Dada la obsesión de Sánchez por la limpieza, a lo mejor puede empezar por hacer caso a la RAE (ya sabe, la que limpia, fija y da esplendor) con la EBAU, al CGPJ con todos sus bodrios jurídicos, a la Comisión Europea con sus asaltos al poder judicial, al Banco de España con las patrañas de sus trolas sobre nuestra situación económica y, finalmente, a las feministas de su partido, que denuncian lo sucio que se presenta un Gobierno que va de defensor a la mujer y es el que más la ha desprotegido, un Consejo de Ministros cuyo presidente enchufó a su cónyuge en una cátedra remunerada de la Complutense y admitió que su exvicepresidente canjeara su apoyo parlamentario por un ministerio para la madre de sus hijos.

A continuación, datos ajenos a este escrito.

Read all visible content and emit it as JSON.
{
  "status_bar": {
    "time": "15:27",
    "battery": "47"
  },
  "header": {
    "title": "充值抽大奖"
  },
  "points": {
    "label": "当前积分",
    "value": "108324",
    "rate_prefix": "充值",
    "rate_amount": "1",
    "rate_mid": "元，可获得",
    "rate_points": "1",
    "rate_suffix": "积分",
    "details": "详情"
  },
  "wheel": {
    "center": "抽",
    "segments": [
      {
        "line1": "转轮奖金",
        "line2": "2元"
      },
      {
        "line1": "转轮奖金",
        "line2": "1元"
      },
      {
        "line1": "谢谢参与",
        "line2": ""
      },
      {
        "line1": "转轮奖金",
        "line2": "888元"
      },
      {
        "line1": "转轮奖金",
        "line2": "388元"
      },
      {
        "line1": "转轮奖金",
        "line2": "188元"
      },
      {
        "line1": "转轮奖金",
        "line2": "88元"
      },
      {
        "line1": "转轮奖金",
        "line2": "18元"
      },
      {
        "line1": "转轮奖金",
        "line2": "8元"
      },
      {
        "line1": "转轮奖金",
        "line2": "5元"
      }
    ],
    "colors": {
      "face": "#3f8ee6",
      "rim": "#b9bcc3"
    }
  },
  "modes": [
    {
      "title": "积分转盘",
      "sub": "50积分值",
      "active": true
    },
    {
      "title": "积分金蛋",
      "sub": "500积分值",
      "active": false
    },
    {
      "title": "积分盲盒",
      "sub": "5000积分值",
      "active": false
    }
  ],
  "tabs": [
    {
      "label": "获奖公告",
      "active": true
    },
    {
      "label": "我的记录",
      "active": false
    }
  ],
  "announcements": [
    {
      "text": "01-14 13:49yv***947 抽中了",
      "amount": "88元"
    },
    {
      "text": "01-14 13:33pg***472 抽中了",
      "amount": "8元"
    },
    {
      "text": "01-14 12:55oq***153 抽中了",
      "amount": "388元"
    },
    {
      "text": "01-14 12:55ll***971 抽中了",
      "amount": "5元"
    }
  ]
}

Un alarde en ambos casos de feminismo cristalino.
Pero qué esperar en materia de profilaxis de un presidente que tiene el expediente más tóxico de nuestra democracia, infectado desde el día que firmó una tesis doctoral que le habían escrito unos esbirros del Ministerio de Industria de Zapatero, y que llegó al poder con el inmundo método de fabricar una coartada judicial contra el rival político. Si entonces no se le activó lo que en la mayor parte de las personas se traduce en rubor cuando somos sorprendidos en un renuncio, mentimos o sentimos vergüenza, qué vamos a esperar de quien tiene la casa –nuestra casa– hecha un estercolero.